Modena, 8 gennaio 2013 - L'ECCIDIO delle Fonderie non è solo una corona di fiori. E' una storia densa di significato, una pagina triste che è costata la vita, il 9 gennaio 1950, a sei operai modenesi, uccisi dalle forze dell'ordine. Il professor Lorenzo Bertucelli, nel suo nuovo libro "All'alba della repubblica. Modena 9 gennaio 1950. L'eccidio delle Fonderie Riunite (Edizioni Unicopli 2012)" ripercorre quella drammatica vertenza sindacale e il suo significato in quel contesto storico. La presentazione - Aula magna del rettorato (via Università 4) - oggi alle 17.30.
Bertucelli, perché ha scelto di approfondire questa vicenda?
«Per capire in che modo una repubblica nata dalla speranza sia precipitata in un clima di conflittualità politica e ideologica così forte».
Qual è il contesto storico?
«Siamo nel pieno della guerra fredda, due visioni del mondo radicalmente diverse si confrontano. C'entra moltissimo, ma non basta a spiegare tutta la drammaticità di quel confilitto».
Perché?
«Perché in altri paesi simili al nostro dal punto di vista sociale, come la Francia, non si sono verificate queste sequenze di sangue».
Di che sequenza parla?
«Inizia nel '47, con la strage di Portella della Ginestra, in Sicilia. Da quel momento muoiono decine di lavoratori in conflitti di lavoro. L'eccidio di Modena è il culmine».

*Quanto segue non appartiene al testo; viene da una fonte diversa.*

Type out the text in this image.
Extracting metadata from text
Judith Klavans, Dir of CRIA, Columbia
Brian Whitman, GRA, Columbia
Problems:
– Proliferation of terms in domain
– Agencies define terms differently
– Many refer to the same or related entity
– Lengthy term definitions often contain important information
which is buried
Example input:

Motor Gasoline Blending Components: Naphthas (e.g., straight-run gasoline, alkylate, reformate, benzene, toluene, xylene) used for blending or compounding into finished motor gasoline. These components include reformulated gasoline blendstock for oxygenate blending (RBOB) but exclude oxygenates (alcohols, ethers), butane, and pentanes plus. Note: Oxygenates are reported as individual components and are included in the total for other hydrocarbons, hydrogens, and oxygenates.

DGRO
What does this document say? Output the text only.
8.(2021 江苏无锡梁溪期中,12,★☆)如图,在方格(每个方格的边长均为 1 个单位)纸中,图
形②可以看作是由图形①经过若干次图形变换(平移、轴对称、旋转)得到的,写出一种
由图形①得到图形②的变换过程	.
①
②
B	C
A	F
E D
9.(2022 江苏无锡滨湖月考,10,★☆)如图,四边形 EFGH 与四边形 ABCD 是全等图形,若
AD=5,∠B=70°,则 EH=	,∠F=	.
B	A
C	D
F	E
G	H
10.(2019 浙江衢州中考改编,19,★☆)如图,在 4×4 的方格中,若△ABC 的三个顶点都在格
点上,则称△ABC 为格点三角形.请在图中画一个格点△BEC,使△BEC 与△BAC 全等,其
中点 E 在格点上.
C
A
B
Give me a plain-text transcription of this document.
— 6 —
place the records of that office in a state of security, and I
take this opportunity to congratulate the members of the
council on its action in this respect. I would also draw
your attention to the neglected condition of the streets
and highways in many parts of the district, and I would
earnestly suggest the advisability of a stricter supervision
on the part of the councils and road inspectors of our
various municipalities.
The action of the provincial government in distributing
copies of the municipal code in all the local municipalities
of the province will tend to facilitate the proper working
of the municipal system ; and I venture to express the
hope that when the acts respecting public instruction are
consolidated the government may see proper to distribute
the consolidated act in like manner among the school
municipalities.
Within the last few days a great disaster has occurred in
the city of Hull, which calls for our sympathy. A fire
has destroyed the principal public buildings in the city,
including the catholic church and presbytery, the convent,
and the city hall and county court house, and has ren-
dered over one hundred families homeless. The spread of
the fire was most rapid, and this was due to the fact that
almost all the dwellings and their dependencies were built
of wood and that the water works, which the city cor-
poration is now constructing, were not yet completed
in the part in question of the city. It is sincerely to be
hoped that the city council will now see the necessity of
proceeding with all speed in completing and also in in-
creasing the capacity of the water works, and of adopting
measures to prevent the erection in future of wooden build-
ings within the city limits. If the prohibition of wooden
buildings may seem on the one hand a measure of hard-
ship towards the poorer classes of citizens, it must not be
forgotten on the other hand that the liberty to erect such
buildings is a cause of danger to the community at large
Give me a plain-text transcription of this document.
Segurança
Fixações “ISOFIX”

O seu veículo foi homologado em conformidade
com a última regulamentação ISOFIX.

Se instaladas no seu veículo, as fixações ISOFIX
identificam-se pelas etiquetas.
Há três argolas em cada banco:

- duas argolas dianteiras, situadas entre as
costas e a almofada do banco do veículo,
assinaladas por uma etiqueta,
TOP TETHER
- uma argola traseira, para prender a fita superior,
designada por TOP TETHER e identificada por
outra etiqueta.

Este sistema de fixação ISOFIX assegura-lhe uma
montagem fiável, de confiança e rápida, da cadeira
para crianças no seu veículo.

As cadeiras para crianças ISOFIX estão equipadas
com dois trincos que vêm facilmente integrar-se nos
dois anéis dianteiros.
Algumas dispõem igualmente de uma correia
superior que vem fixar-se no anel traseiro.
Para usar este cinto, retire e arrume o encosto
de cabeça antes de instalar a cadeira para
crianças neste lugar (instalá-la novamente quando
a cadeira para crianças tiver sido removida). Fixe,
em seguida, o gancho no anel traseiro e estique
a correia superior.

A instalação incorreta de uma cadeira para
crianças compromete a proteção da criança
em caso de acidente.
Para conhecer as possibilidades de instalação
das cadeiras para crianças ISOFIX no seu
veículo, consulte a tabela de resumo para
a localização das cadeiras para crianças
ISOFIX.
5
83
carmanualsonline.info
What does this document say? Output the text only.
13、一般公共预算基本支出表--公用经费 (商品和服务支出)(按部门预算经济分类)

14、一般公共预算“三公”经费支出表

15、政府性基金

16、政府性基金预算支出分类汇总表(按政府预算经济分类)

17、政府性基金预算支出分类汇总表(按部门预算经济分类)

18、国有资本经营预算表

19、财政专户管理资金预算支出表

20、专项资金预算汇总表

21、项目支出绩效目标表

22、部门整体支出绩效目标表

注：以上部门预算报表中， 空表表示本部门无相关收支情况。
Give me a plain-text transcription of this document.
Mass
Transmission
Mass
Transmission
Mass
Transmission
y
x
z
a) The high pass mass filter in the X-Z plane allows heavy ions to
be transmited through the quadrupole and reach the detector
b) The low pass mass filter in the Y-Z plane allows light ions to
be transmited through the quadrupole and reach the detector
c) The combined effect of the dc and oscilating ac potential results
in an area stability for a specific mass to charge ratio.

Com'è andata, quel 9 gennaio?
«I sindacati avevano organizzato una manifestazione per impedire la riapertura delle Fonderie, dopo una serrata. Il proprietario voleva ripartire assumendo solo metà delle persone, e a sua discrezione».
Quanti operai lavoravano in quella fabbrica?
«Circa 500».
Continui.
«Per i sindacati, che vengono da alcune pesanti sconfitte, quella vertenza è l'ultima spiaggia. C'è tensione. Qualcuno vuole entrare e occupare; i leader della protesta non sono d'accordo, ma non si oppongono. Il corteo si avvicina alle fonderie».
In che zona siamo?
«In fondo a via Ciro Menotti, dove oggi c'è il cavalcaferrovia. Il corteo arriva da via Divisione Aqui, dal Torrenova (attuale) e dai campi. Ci sono dei posti di blocco davanti alla fabbrica e degli uomini armati dentro l'edificio».
Chi dà l'ordine di sparare?
«In realtà non c'è un vero e proprio ordine. Chi dice 'c'era il ministro Scelba, era fascista, hanno sparato addosso alla gente', non racconta la verità. Si tratta, piuttosto, di uno scontro che le forze dell'ordine non riescono più a gestire in modo razionale. Temevano un'insurrezione e quando hanno visto degli operai pronti a entrare hanno aperto il fuoco».
Quanti colpi?
«Almeno 200. Muoiono sei persone. Una ha 40 anni, le altre sono più giovani. Vengono colpiti da lontano. Uno di loro viene addirittura gettato in un fosso e colpito, dopo, alla nuca».
C'è stato un processo?
«Sì, ma gli imputati sono gli operai. Poliziotti e carabinieri sono stati tutti assolti. Nel '54 cadono le accuse e inizia la causa civile. Le famiglie dei morti ottengono due milioni di lire, ma l'avvocatura dello stato tiene a precisare che la polizia ha usato legittimamente le armi da fuoco. La verità ufficiale rimane questa; per l'autocritica non c'è spazio».